Wie in der Richtlinie festgelegt, kann der Arbeitgeber für solche Abwesenheiten bis zu einem halben Tag bezahlte Freizeit gewähren. Dies schließt die Zeit ein, die für die Reise zum und vom Termin benötigt wird, und soll so wenig Störungen wie möglich im Verkehr verursachen. Übersteigt die benötigte Zeit einen halben Tag, so ist der Überschuss mit dem entsprechenden Urlaub in Rechnung zu stellen. Für einen Vollzeitbeschäftigten gilt ein halber Tag als die Hälfte der normalen täglichen Arbeitszeit gemäß dem geltenden Tarifvertrag, d. h. maximal 3,75 Stunden für einen Arbeitnehmer, dessen Arbeitstag 7,5 Stunden beträgt, einschließlich der Arbeitnehmer, die variable Stunden arbeiten. Für einen Teilzeitbeschäftigten würde die Freizeit mit Lohn im gleichen Verhältnis zu den normalen täglichen Arbeitsstunden im Vergleich zu den normalen täglichen Arbeitszeiten eines Vollzeitbeschäftigten gemäß dem geltenden Tarifvertrag sein. Zweck dieses Informationsbulletins ist es, den Abteilungen Orientierungshilfen für die Auslegung von Freistellungszeiten mit Bezahlung für persönliche medizinische und zahnärztliche Termine gemäß der Richtlinie über urlaub und besondere Arbeitsregelungen zu geben. Schließlich ist die Freizeit mit der Bezahlung von Arzt- und Zahnarztterminen nicht unter dem Urlaubscode 699 zu vermerken. Die Anwendung dieses Kodex ist auf die Beurlaubung aus anderen Gründen zu beschränken, wie sie in den Tarifverträgen oder anwendbaren Bevollmachtungsinstrumenten dargelegt sind.
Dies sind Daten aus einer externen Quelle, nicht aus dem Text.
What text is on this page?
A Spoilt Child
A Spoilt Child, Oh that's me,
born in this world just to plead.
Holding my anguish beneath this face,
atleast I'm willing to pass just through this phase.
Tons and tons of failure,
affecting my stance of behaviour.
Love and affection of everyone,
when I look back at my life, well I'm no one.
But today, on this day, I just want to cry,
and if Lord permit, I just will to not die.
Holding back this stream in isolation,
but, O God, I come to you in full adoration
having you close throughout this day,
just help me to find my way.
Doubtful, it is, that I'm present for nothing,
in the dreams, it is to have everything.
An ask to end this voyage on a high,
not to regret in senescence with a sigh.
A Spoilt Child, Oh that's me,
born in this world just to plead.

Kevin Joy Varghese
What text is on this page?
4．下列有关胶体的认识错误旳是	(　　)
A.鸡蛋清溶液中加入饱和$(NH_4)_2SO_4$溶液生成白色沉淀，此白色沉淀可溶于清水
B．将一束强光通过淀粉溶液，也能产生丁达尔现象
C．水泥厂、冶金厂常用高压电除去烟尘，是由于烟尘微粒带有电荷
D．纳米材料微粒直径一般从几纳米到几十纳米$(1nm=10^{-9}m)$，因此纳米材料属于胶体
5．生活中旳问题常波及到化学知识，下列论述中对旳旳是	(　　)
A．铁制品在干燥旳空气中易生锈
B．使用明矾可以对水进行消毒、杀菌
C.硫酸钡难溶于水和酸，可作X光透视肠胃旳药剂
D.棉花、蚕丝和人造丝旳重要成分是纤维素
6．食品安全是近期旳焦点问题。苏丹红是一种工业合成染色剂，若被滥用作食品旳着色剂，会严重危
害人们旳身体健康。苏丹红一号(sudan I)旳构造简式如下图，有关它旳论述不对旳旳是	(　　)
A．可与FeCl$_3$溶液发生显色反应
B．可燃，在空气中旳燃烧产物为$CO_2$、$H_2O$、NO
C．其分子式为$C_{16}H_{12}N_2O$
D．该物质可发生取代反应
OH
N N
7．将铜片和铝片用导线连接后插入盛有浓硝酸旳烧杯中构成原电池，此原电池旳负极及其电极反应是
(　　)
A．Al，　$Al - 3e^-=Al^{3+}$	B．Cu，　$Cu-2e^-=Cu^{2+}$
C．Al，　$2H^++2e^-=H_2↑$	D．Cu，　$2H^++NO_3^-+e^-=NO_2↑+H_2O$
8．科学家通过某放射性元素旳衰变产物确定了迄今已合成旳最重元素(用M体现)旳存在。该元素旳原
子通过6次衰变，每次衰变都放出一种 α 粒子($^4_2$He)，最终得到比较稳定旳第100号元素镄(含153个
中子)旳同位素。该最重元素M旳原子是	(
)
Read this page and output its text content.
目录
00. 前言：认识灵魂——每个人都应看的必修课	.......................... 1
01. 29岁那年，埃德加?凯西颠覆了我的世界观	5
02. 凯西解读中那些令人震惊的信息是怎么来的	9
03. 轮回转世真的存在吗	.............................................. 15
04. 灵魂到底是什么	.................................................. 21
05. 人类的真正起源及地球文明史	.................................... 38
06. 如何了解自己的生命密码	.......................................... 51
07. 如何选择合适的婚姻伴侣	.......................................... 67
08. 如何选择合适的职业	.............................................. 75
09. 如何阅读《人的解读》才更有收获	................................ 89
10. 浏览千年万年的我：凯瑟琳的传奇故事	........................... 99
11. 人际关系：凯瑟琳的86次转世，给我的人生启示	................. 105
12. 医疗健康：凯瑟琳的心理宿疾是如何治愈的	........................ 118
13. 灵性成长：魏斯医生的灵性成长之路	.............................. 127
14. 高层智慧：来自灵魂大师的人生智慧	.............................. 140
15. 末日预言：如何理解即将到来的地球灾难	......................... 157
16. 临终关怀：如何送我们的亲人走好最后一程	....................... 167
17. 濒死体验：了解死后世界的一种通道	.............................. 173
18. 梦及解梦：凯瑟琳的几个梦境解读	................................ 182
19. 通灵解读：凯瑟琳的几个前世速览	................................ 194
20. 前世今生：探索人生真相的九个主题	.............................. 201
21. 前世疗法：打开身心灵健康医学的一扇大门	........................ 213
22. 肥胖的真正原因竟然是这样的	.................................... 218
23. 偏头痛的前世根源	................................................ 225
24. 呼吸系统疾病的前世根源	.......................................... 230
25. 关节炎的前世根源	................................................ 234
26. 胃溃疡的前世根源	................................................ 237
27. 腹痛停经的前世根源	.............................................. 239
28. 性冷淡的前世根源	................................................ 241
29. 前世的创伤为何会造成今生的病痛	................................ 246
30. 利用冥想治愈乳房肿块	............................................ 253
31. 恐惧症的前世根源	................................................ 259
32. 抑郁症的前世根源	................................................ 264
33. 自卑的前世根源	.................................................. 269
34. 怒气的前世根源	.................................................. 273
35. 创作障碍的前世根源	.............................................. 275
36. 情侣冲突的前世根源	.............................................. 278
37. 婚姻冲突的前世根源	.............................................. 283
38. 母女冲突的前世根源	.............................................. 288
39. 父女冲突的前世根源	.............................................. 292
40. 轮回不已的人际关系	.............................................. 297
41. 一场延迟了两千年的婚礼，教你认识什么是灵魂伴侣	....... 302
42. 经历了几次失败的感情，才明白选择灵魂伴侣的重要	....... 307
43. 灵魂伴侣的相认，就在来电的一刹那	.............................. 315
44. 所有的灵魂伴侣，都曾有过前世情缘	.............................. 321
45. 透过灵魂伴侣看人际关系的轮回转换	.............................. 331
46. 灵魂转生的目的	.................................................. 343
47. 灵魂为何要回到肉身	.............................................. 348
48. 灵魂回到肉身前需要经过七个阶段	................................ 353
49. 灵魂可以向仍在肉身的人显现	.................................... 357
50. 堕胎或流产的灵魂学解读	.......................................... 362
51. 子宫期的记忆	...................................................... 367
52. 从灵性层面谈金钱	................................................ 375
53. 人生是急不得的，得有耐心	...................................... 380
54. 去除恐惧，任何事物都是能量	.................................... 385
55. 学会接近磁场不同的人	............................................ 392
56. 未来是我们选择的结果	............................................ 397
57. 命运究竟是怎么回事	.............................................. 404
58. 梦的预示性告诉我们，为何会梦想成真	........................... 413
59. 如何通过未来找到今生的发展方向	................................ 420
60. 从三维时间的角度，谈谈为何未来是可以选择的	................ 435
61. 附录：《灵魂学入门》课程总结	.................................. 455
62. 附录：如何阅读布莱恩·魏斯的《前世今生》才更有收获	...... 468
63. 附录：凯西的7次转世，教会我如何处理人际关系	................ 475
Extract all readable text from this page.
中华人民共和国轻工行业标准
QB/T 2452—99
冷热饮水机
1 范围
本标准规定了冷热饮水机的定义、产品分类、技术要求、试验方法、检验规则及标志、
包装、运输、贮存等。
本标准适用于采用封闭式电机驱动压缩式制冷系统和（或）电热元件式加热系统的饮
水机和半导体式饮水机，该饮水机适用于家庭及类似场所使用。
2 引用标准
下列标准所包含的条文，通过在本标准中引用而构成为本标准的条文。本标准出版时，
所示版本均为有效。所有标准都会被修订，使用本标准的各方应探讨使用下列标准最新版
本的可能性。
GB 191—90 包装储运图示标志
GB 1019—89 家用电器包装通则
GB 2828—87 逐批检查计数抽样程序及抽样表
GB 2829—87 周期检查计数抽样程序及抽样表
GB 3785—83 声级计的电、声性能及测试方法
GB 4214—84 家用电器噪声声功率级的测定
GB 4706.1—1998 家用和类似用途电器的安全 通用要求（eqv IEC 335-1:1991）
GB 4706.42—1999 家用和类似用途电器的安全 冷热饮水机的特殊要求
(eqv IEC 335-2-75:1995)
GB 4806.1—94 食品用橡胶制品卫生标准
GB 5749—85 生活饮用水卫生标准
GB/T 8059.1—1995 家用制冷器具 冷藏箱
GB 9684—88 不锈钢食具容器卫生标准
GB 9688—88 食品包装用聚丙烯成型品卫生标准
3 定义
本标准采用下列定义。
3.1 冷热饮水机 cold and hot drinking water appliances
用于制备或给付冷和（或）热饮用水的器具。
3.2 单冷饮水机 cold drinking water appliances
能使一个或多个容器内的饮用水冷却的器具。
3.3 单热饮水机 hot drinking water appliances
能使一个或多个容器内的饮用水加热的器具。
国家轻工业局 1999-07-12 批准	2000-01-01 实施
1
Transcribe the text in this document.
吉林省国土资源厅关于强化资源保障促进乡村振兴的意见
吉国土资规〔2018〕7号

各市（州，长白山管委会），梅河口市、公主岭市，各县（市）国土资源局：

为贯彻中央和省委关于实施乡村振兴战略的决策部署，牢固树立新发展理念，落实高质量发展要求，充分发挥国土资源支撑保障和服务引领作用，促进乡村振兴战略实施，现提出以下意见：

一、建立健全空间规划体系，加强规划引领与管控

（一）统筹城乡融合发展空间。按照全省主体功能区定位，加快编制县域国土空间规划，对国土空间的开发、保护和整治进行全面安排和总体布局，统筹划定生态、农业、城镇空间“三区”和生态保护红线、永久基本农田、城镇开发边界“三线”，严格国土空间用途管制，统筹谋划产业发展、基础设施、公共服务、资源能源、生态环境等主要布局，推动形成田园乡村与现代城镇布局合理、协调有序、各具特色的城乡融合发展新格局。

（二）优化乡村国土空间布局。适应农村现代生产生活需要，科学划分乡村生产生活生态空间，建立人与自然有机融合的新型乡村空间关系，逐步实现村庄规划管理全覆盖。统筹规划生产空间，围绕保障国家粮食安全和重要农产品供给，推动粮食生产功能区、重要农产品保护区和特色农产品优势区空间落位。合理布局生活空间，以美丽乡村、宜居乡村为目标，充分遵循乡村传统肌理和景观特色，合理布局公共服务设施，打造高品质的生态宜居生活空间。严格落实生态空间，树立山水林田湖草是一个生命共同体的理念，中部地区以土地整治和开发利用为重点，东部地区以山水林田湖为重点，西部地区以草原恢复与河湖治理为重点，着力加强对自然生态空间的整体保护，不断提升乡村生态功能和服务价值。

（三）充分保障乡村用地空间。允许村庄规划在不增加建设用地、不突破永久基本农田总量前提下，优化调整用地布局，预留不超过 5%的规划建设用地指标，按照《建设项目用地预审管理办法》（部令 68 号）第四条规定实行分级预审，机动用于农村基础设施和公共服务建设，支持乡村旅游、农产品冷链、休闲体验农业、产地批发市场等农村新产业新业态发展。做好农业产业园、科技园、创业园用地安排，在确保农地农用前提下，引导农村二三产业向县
Diese Auszeit mit Gehalt ist kein Urlaub, der nach den Bestimmungen eines Tarifvertrags gewährt wird. Es ist Aufgabe jeder Organisation, die Auszeit mit den für ihre Mitarbeiter zulässigen Löhnen im Auge zu behalten, obwohl die Richtlinie nicht definiert, was eine routinemäßige oder regelmäßige Untersuchung darstellt, sie ist in der Regel auf Termine präventiver Art beschränkt, wie z. B. Termine für jährliche körperliche, zahnärztliche Untersuchungen und Augenuntersuchungen. Diese Art von Terminen sind in der Regel im Voraus geplant und die Person ist nicht krank oder verletzt. Die Abteilungen haben das Ermessen zu bestimmen, was als Auszeit von der Arbeit mit Bezahlung betrachtet wird und ob es sich um Routine oder periodisch handelt. Die Auslegung kann je nach den Umständen der Ernennung variieren.